I have been sober over two years although  I often have the desire to drink.  I daily call on my Higher Power for help and march on one day at a time experiencing serenity and a release from my need to  take the first drink.

I have been in therapy for almost a year off and on, although in order to recover one has to stay with it. I have to take my emotional and spiritual healing like my drinking.– one day at a time and know when I can make it because it is only opening the door to the past can the light of the present get rid of the darkness today and have hope for the future.

It is my hope and prayer that this has helped you, the reader,  in some small way. It has helped me by writing about my experiences. May God put walls of protection around you so that the way ahead for you may be crystal clear and that today be your first step towards recovery.

God bless.

—Steve P.  A member of the Louisville Depressed Anonymous Group.

 

Life can be good for a change, I am not alone

The following account is taken from the personal stories section of Depressed Anonymous.

“It seemed  that I was living in another world until one of my parents gave me a phone number of Depressed Anonymous. The Depressed Anonymous meetings, plus reading the Depressed Anonymous manual  have  provided me with the tools to live without being depressed. Most important of all, the Twelve Steps mentioned in the book have made me understand that God (my Higher Power)  will give me strength to deal with my depression and get on with my life and be happy with myself.

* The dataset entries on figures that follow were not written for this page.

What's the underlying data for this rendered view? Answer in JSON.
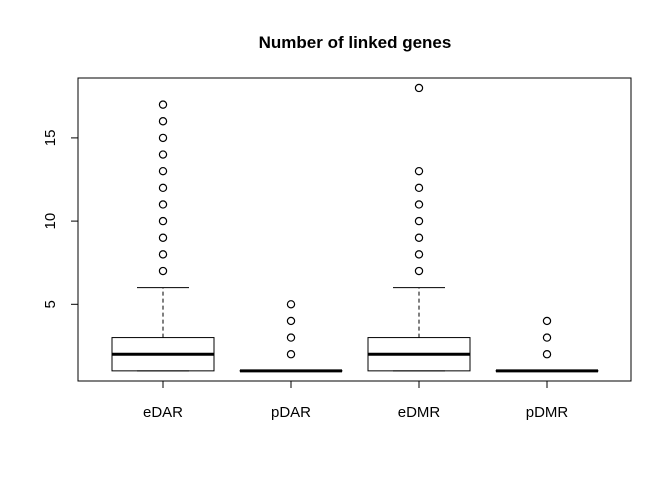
{
  "chart_data": {
    "type": "boxplot",
    "title": "Number of linked genes",
    "xlabel": "",
    "ylabel": "",
    "categories": [
      "eDAR",
      "pDAR",
      "eDMR",
      "pDMR"
    ],
    "ylim": [
      0,
      18
    ],
    "yticks": [
      5,
      10,
      15
    ],
    "grid": false,
    "legend": "none",
    "boxes": [
      {
        "label": "eDAR",
        "min": 1,
        "q1": 1,
        "median": 2,
        "q3": 3,
        "whisker_high": 6,
        "outliers": [
          7,
          8,
          9,
          10,
          11,
          12,
          13,
          14,
          15,
          16,
          17
        ]
      },
      {
        "label": "pDAR",
        "min": 1,
        "q1": 1,
        "median": 1,
        "q3": 1,
        "whisker_high": 1,
        "outliers": [
          2,
          3,
          4,
          5
        ]
      },
      {
        "label": "eDMR",
        "min": 1,
        "q1": 1,
        "median": 2,
        "q3": 3,
        "whisker_high": 6,
        "outliers": [
          7,
          8,
          9,
          10,
          11,
          12,
          13,
          18
        ]
      },
      {
        "label": "pDMR",
        "min": 1,
        "q1": 1,
        "median": 1,
        "q3": 1,
        "whisker_high": 1,
        "outliers": [
          2,
          3,
          4
        ]
      }
    ]
  }
}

The book with its Twelve Steps,  has taught me that I am not alone. And that I am not the only one who is suffering from depression. It has brought me to believe more in my Higher Power and to let it handle my depression.

I read the Depressed Anonymous manual, go the counseling, and attend the Depressed Anonymous meetings. The meetings are a must, I need them to survive. The support group’s meetings help  each other by listening, talking, expressing their feelings, and give support  on how to cope with depression. By letting my Higher Power help  me, I am beginning to feel free from  depression. I am not so nervous and tensed up. My Christian inner faith is getting stronger. I am not so stressed out and I am beginning to get confidence in myself. I still have trouble with  my sleep pattern and I am getting some motivation back. I have learned how to handle anxiety by taking deep breaths when I am nervous or troubled. This was  suggested by my therapist. I am also learning how to stand up for myself.

All these new tools have helped me  and will continue to do so. They also taught me not to dwell on my past, to live one day at a time, and to look toward to the future, but not live there.  It will take me a long time to deal with depression, but I am glad that these tools are available. Life can be good for a change. Please don’t give up.”

– Anonymous member of Depressed Anonymous Fellowship.